Six décennies après la Shoah, un réalisateur juif brise les tabous en sortant sur les écrans allemands une comédie sur Adolf Hitler qui, contre toute attente, est véritablement drôle. "Mon Führer - La vérité vraiment la plus vraie sur Adolf Hitler", montre un Hitler impuissant, incontinent et pleurnichard, un toxicomane que son père n'a pas assez aimé. Adolf Hitler qui joue avec un petit bateau de guerre dans son bain, habille son chien d'un uniforme nazi et suit les conseils d'un détenu juif d'un camp de concentration... Pour la première fois un film allemand, qui sort dans les salles outre-Rhin le 11 janvier, évoque le "Führer" sur le ton de l'humour.
Dani Levy
"J'ai traversé bien des crises où je me suis demandé si j'avais même le droit de faire ce genre de chose", a reconnu le réalisateur Dani Levy, un Suisse de 49 ans, lors de la récente avant-première à Berlin.
Mein Führer: die wirklich wahrste Wahrheit über Adolf Hitler" ("Mon Führer: la vérité la plus vraie sur Adolf Hitler") aurait été inimaginable il y a encore une décennie, même si Charlie Chaplin avait déjà singé Hitler depuis bien longtemps dans "Le dictateur". En 2004, "La chute", film nominé aux Oscars, avait déjà innové en offrant un point de vue allemand sur les derniers jours du Führer.
Le réalisateur de "Mein Führer", Dani Levy, juif né en Suisse et résidant à Berlin, explique éprouver depuis longtemps le besoin de s'expliquer à lui-même comment les Allemands ont pu suivre Hitler. "J'avais le sentiment que je devais le faire avec un nouveau genre, en étant capable d'exagérer par le biais de la comédie", dit-il. Le film commence en décembre 1944 alors que Berlin est en ruine et que le chef du IIIe Reich est trop déprimé pour prononcer un discours très attendu.
Le ministre chargé de la propagande Joseph Göbbels trouve la solution en la personne d'Adolf Grünbaum, personnage fictif incarnant un acteur juif détenu dans un camp de concentration qui avait donné des cours à Hitler au début de sa carrière. "Nous avons besoin de quelqu'un qui puisse faire jaillir la plus grande force de notre Führer, et cette force c'est la haine", explique-t-il.

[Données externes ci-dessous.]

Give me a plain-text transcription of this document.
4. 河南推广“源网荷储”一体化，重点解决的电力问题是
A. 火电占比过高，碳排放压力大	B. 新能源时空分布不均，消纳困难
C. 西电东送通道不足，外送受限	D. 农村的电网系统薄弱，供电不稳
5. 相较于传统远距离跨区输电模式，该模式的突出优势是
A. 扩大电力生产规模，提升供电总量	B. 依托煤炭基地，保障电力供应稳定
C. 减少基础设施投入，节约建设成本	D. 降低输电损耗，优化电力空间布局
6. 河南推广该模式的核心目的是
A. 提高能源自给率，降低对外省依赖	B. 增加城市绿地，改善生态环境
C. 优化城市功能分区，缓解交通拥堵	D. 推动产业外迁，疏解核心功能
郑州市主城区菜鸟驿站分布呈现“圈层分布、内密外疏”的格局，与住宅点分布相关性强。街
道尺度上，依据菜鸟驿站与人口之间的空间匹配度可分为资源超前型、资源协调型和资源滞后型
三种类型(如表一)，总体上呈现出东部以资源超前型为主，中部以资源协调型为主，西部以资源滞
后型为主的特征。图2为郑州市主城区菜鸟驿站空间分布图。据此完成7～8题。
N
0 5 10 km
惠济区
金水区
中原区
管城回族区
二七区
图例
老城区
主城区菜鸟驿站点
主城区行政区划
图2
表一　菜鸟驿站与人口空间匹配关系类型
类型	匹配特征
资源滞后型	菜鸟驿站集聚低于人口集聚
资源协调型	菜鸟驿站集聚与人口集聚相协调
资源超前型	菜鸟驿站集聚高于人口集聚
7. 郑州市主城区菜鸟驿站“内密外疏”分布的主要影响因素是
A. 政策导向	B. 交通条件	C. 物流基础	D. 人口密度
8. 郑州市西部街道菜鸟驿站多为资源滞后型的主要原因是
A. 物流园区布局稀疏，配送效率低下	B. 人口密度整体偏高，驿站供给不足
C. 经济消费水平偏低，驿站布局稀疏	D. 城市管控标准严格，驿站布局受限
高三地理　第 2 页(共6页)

Grünbaum profite de sa mission pour tenter de tuer le dictateur, mais il échoue. Il lui fait alors subir des exercices humiliants, consistant à ramper ou encore à aboyer comme un chien.
Une telle farce aurait été impensable il y a encore une décennie alors que les Allemands étaient engagés dans une "évaluation très sérieuse du nazisme" et de la manière de commémorer ses victimes, souligne Paul Nolte, professeur d'histoire contemporaine à l'université libre de Berlin.

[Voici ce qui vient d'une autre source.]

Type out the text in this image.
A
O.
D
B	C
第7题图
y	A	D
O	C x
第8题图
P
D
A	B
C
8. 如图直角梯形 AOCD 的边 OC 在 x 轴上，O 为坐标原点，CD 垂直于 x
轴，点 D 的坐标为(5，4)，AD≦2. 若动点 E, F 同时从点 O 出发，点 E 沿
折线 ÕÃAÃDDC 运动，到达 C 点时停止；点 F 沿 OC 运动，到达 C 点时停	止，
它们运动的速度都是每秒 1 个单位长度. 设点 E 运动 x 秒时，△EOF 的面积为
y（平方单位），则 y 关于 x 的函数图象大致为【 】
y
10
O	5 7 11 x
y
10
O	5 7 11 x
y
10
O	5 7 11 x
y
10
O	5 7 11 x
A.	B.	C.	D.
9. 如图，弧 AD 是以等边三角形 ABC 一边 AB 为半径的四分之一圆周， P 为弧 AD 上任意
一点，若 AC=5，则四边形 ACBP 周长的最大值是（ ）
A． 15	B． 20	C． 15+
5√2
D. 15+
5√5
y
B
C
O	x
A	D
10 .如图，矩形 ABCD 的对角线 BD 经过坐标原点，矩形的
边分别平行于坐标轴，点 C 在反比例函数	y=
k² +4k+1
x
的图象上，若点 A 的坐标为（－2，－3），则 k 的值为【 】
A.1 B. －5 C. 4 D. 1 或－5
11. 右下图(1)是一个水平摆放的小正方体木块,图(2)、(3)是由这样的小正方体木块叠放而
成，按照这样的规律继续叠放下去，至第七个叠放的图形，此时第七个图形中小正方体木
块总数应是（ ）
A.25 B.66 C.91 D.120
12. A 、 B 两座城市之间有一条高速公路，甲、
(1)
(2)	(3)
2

Levy évoque "La vie est belle" (1997) film oscarisé de et avec l'Italien Roberto Benigni, sur l'histoire d'un père qui fait croire à son fils que les activités dans le camp de concentration où ils sont enfermés ne sont qu'un jeu. Film qui a, selon lui, ouvert la voie en brisant un tabou. "Il est important de créer nous-mêmes de nouvelles images sur la Shoah ou le nazisme et de ne pas toujours travailler à partir des anciennes images réalistes car nous n'en apprenons plus rien", estime le cinéaste.

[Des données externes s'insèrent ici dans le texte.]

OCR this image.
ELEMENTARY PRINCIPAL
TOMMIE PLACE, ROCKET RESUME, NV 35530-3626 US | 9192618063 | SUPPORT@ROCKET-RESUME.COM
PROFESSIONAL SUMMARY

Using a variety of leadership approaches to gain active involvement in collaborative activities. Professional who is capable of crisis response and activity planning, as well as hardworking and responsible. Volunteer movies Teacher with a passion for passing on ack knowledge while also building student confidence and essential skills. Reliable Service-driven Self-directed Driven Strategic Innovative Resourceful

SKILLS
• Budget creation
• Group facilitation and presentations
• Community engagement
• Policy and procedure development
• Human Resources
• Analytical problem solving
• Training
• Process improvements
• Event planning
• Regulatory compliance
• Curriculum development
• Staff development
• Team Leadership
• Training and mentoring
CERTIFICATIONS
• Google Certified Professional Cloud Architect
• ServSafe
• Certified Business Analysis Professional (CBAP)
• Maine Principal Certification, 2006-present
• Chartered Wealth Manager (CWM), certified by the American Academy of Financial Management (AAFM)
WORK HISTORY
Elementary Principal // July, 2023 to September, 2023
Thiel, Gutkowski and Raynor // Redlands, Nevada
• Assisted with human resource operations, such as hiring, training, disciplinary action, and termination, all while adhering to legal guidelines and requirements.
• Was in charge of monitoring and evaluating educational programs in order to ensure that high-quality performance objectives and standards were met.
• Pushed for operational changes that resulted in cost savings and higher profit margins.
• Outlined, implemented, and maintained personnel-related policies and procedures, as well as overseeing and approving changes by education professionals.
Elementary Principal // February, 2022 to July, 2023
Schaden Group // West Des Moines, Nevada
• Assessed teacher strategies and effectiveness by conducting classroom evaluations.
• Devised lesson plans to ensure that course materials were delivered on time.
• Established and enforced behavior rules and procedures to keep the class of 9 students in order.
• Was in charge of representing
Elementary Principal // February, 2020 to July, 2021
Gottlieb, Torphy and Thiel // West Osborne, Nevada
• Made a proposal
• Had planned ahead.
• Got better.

"La chute" avait divisé la critique, certains s'interrogeant sur le bien-fondé de brosser un portrait humain d'Hitler et reprochant au film d'omettre le contexte historique, notamment l'extermination des juifs.
Alles auf Zucker

Les critiques ne se sont pas encore prononcés sur "Mein Führer". Mais selon l'hebdomadaire "Der Spiegel" la nouvelle génération de films sur Hitler démontre "un besoin de ramener le mythe à un homme normal, ce qui le rend peut-être plus facile à comprendre". "Le moyen ultime de casser le mythe est de le rendre risible", affirme le magazine. Levy a déjà signé un succès en Allemagne avec "Alles auf Zucker", film léger sur la communauté juive en Allemagne.